New Delhi: Premiumisation is driving India’s electric passenger vehicle market, with carmakers focusing on mid-sized and high-end segments with new launches even as mass adoption remains limited.
The share of models priced between ₹20-30 lakh in total electric car sales rose more than fourfold to 26.4 per cent last fiscal from 6.2 per cent two years earlier, while the share of cars priced above ₹30 lakh more than doubled to 14.2 per cent, according to Jato Dynamics.
“Product availability and consumer readiness are currently aligned in the ₹20 lakh+ bracket – better range, better features, buyers less sensitive to upfront cost,” said Ravi Bhatia, president at Jato Dynamics. “That’s where manufacturers focused. That’s where the market moved.”
Of the 30-odd electric cars offered by mainstream carmakers in India today, only three – Tata Punch EV, Tata Tiago EV and MG Comet – start below ₹10 lakh. Mahindra’s born-electric SUVs – the BE 6 and XEV 9e – have helped the company carve a distinct identity, targeting lifestyle and premium EV buyers with prices upwards of ₹19 lakh, industry watchers noted.
JSW MG Motor, too, has expanded its portfolio with the M9 MPV and the Cyberster electric roadster, both priced above Rs 60 lakh and retailed through its new MG Select premium network. “India’s EV market is expanding upward before it broadens downward, which could potentially keep EV market small,” Bhatia said.
The share of electric cars priced below ₹10 lakh more than halved to 6.9 per cent in FY26 from 18.5 per cent in FY24 while those priced between ₹10-20 lakh fell to 52.5 per cent from 69 per cent.
E-car sales topped 200,000 units last fiscal against about 91,500 units in FY24. Total sales of passenger vehicles in India rose by about 8 per cent year-on-year to 4.64 million units in FY26.
Strong Demand
EV penetration remained just 4.2 per cent.
In the luxury segment priced upwards of ₹40 lakh, demand for EVs doubled in the last two years to around 5,400 units in FY26.
Santosh Iyer, managing director of Mercedes Benz India, said demand for electric vehicles at the upper end of the market remains strong.

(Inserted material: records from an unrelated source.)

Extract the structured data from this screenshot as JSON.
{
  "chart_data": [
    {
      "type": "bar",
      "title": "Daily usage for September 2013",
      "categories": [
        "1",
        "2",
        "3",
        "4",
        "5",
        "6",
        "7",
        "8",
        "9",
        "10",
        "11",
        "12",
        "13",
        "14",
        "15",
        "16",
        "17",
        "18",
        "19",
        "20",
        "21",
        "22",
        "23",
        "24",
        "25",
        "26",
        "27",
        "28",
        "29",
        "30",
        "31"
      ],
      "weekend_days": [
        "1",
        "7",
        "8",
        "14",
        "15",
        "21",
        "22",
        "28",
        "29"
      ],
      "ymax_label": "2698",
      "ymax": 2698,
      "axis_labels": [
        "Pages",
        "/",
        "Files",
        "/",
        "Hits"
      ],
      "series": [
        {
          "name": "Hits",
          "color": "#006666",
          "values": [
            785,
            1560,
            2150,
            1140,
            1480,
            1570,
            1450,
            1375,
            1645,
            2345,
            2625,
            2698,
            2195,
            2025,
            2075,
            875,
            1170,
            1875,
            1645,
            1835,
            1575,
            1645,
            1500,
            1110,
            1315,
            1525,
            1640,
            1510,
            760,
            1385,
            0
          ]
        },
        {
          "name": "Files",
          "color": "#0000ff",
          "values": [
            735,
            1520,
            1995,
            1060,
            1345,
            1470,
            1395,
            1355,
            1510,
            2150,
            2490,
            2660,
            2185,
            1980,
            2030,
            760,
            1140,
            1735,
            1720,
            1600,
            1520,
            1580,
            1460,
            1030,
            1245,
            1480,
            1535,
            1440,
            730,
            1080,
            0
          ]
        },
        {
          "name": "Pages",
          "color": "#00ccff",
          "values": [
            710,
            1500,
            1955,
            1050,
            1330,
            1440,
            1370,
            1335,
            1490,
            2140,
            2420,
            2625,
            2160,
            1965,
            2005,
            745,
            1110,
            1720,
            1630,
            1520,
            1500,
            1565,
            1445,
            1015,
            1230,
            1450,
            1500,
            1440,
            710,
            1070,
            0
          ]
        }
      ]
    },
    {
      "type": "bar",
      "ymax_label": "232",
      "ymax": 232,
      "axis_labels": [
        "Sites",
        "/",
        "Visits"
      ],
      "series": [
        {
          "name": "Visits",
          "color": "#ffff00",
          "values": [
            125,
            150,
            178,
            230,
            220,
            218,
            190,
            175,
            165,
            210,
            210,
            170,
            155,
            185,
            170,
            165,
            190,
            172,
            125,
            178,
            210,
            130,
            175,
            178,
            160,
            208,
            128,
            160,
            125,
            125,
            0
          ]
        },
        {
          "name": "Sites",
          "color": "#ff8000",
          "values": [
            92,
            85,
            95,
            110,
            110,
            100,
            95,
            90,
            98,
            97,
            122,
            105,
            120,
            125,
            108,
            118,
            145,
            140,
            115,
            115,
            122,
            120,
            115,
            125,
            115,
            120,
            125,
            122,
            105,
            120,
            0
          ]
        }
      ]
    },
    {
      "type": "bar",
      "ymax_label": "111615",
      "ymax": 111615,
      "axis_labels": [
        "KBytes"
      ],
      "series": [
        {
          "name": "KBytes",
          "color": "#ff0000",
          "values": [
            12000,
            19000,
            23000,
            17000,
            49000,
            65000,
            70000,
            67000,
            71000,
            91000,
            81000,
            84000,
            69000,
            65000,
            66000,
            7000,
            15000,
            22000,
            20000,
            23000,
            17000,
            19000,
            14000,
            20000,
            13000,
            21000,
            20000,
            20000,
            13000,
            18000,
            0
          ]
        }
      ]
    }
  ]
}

“At the top-end of our portfolio (prices starting at ₹1.4 crore), EV penetration stands at 20 per cent,” he said, adding that the company sold out all 400 units of the CLA BEV, priced over ₹55 lakh, allocated before its launch on April 24.
Iyer said the company will reopen bookings for the vehicle in July.
Mercedes Benz India’s EV penetration stands at about 8 per cent, double of the average seen in the mainstream segment. At rival BMW too, EVs bring in more than a fourth of the sales.
Industry watchers said the entry-level electric car segment faces structural constraints, with thin margins, limited models and cost economics that do not work without subsidies.
Bhatia of Jato Dynamics expects near-term EV growth to continue skewing toward higher price bands “unless someone cracks affordability with genuine product innovation — not price discounting.”